Wolfe Research emphasized that Marathon’s capital return framework is strengthened by a dividend per share growth rate of 13% since 2019. The company currently offers a 2.24% dividend yield and has maintained dividend payments for 15 consecutive years, according to InvestingPro analysis. While this was initially funded by the sale of Marathon’s Speedway assets, the firm believes MPLX’s growth strategy will support continued dividend growth.
The research firm also noted Marathon remains optimistic about the refining environment as closures are announced in key markets, particularly on the West Coast, and has multiple options to recognize value by potentially high-grading its portfolio.
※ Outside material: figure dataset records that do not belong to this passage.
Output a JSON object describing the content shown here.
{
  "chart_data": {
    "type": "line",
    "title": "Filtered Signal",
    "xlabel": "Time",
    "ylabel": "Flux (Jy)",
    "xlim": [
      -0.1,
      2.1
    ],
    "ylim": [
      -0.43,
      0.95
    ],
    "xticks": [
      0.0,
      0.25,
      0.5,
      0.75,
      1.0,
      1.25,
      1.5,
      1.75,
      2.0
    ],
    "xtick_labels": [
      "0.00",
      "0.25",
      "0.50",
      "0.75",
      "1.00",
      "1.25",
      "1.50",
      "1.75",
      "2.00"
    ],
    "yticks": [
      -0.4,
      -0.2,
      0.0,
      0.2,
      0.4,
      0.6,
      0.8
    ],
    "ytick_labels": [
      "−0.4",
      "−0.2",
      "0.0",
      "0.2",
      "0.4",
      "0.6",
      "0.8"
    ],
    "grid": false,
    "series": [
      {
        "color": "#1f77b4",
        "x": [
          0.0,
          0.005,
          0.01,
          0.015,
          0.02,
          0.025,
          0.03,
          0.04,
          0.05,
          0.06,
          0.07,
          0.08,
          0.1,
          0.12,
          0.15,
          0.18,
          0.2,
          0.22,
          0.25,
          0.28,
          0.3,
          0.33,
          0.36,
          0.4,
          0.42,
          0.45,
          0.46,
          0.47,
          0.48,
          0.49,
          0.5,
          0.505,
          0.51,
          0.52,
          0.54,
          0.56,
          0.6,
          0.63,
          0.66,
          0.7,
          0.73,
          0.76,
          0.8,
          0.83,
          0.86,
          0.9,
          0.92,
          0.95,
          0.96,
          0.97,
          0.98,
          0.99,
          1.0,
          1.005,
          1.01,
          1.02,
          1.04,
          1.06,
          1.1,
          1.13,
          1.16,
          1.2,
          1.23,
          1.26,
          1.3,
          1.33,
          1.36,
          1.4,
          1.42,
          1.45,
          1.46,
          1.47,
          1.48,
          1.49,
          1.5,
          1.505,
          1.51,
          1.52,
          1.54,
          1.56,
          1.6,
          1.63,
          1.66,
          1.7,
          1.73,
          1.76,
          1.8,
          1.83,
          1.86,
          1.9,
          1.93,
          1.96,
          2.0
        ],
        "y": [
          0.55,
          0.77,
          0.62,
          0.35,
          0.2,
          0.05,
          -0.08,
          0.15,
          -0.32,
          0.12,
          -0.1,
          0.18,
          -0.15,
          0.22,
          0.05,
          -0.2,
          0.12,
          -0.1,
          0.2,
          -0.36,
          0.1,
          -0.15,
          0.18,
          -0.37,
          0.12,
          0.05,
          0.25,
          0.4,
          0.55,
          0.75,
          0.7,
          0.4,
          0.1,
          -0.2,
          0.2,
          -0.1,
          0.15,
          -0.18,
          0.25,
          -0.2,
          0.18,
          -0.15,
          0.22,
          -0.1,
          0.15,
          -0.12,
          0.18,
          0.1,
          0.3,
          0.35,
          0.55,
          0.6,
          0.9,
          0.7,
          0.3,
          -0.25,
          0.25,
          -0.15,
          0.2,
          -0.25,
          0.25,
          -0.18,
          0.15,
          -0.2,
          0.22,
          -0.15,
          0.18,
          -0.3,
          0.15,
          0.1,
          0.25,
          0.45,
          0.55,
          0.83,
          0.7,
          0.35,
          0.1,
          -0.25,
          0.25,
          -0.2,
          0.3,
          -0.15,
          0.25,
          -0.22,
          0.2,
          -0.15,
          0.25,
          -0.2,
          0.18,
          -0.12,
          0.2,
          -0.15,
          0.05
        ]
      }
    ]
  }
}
In other recent news, Marathon Petroleum Corporation (NYSE:MPC) reported a net loss of $0.24 per share for the first quarter of 2025, which was below analysts’ expectations of a $0.18 EPS. Despite this, the company’s revenue slightly surpassed forecasts, reaching $31.85 billion compared to the anticipated $31.71 billion. Additionally, Marathon Petroleum returned over $1.3 billion to shareholders through dividends and share repurchases. The company is investing heavily in refining and infrastructure improvements, indicating a focus on long-term growth. Marathon’s midstream segment, MPLX, announced over $1 billion in strategic acquisitions, enhancing its natural gas and NGL growth strategies. The company expects mid-single-digit EBITDA growth for its MPLX segment and continues to anticipate a 12.5% distribution increase in the coming years. Despite short-term earnings challenges, analysts maintain confidence in Marathon’s long-term growth potential. The firm remains committed to its $1.25 billion standalone capital plan for 2025, targeting high-return projects.